The champion of all recorded dust clouds was the 1815 eruption of the Tambora volcano on an island in what's now Indonesia. The volcano spewed so much dust around the globe that 1816 became known as "The Year without a Summer." Crops failed worldwide, and at least 70,000 people died.
Geologists say the major sources of dust are deserts in Africa, Asia and the Middle East, and dry lands, cleared by deforestation, livestock grazing or for agriculture.

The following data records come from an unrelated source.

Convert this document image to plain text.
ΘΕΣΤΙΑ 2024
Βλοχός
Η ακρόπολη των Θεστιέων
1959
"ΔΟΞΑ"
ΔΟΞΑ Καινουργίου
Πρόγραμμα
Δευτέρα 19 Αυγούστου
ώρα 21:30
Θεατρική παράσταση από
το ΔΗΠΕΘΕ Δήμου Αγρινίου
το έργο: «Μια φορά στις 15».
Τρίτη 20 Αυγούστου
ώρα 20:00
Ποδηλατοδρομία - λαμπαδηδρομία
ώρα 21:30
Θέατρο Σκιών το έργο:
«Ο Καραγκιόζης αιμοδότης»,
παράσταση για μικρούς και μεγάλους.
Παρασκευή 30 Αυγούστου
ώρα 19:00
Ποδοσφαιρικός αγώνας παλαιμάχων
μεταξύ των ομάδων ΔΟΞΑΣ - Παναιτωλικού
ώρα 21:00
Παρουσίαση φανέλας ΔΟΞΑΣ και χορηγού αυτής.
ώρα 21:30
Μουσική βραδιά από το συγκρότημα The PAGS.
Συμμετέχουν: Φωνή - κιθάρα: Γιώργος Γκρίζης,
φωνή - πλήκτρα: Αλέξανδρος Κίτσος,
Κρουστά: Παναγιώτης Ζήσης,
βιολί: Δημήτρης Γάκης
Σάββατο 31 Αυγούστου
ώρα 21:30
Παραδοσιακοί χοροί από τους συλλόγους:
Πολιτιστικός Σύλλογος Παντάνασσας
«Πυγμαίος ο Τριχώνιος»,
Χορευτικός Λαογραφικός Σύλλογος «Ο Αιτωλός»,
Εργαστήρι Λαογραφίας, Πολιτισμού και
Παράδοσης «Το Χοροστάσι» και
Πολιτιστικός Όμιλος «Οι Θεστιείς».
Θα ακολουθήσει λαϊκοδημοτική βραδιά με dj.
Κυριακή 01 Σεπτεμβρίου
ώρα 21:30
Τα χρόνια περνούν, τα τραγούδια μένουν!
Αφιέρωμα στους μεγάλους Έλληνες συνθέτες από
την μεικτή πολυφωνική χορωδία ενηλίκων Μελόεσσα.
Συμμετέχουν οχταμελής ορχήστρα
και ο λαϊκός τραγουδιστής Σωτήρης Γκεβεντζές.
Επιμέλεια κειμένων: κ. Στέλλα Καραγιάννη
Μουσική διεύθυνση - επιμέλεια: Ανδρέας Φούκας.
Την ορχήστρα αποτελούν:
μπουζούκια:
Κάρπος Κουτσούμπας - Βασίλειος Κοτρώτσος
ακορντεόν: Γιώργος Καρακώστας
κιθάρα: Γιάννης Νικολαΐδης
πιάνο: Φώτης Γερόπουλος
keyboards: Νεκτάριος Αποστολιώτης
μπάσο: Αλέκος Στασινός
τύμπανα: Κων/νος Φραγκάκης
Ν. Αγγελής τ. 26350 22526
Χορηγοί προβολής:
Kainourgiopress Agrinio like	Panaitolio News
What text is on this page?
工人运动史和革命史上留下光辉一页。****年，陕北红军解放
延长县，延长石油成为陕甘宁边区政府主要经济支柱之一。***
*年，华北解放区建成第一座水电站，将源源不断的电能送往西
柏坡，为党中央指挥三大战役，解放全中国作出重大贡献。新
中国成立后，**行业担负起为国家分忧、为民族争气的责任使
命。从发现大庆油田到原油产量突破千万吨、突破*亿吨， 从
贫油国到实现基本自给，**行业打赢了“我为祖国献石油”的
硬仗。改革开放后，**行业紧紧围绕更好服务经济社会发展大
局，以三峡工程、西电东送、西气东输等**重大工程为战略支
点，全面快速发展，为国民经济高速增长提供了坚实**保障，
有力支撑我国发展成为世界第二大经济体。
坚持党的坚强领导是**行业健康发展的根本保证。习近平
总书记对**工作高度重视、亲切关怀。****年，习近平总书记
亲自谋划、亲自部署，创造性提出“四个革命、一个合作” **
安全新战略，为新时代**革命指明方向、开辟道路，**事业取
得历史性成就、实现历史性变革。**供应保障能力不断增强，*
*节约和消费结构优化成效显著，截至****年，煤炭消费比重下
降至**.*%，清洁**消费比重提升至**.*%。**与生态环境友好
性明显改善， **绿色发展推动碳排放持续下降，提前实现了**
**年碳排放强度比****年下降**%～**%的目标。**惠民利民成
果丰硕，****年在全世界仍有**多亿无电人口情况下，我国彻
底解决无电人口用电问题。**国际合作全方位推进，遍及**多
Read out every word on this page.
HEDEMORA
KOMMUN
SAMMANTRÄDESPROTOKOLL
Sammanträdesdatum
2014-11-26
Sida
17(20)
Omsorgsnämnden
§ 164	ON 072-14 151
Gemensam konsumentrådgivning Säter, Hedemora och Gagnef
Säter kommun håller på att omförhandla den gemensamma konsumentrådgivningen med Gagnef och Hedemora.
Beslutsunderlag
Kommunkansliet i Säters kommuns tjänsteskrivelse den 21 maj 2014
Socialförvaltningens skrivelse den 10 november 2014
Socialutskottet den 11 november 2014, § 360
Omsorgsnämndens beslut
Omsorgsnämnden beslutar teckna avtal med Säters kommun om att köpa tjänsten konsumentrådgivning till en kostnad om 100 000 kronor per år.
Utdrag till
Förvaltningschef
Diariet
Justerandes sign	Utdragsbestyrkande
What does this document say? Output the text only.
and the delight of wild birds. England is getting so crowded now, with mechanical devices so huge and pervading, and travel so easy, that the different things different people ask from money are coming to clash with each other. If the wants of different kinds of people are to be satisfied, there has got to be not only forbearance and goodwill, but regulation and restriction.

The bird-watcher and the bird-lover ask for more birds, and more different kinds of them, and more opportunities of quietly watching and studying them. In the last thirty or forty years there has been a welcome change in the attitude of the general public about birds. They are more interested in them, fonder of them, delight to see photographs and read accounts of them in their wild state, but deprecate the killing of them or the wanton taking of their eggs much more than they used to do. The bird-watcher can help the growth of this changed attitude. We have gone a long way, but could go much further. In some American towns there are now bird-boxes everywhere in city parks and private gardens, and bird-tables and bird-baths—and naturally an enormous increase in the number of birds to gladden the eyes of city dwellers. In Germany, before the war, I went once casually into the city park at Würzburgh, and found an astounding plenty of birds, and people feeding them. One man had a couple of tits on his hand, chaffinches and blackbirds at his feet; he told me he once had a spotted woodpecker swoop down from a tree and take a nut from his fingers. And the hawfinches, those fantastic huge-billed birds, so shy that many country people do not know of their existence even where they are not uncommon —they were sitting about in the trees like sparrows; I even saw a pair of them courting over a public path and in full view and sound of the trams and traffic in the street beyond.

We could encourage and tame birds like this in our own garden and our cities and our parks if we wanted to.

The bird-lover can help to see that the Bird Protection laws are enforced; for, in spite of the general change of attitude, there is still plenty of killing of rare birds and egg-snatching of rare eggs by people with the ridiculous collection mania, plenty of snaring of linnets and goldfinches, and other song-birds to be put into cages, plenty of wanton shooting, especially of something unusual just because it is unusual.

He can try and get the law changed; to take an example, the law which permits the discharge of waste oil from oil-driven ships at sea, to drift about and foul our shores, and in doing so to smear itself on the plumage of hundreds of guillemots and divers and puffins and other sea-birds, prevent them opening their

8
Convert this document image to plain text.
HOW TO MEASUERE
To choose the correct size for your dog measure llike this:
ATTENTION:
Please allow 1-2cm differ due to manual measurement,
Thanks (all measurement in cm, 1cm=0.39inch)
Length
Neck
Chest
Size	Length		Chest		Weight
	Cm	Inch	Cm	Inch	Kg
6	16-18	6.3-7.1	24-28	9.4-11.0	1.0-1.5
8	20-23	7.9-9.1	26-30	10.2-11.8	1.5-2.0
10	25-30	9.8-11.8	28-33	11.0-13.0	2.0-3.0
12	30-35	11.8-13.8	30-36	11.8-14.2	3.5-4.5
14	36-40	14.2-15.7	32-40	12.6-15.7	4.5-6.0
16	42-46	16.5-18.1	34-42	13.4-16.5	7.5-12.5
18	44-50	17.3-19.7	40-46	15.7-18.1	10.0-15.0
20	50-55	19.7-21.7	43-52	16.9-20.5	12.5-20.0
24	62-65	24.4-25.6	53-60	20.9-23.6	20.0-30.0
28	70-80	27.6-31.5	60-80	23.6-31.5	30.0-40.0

"Human activity has increased dust deposition over the past 100 to 200 years," Field said. "Abandoned cotton fields in Texas and Arkansas and military-training grounds in Texas and California consistently produce large regional dust storms that can be seen on satellite imagery."
"Windblown dust that settles on the land surfaces can accumulate to great thickness," Kohfeld said, citing an over 650-foot-thick plateau of soft soil dumped by the wind in China.
In Hawaii, she said, "much of the soil has literally come from China and Central Asian deserts."
"High concentrations of African dust are measured in Florida and the southern and eastern United States every summer," Joseph Prospero, an atmospheric scientist at the University of Miami, wrote in the International Journal of Biometeorology.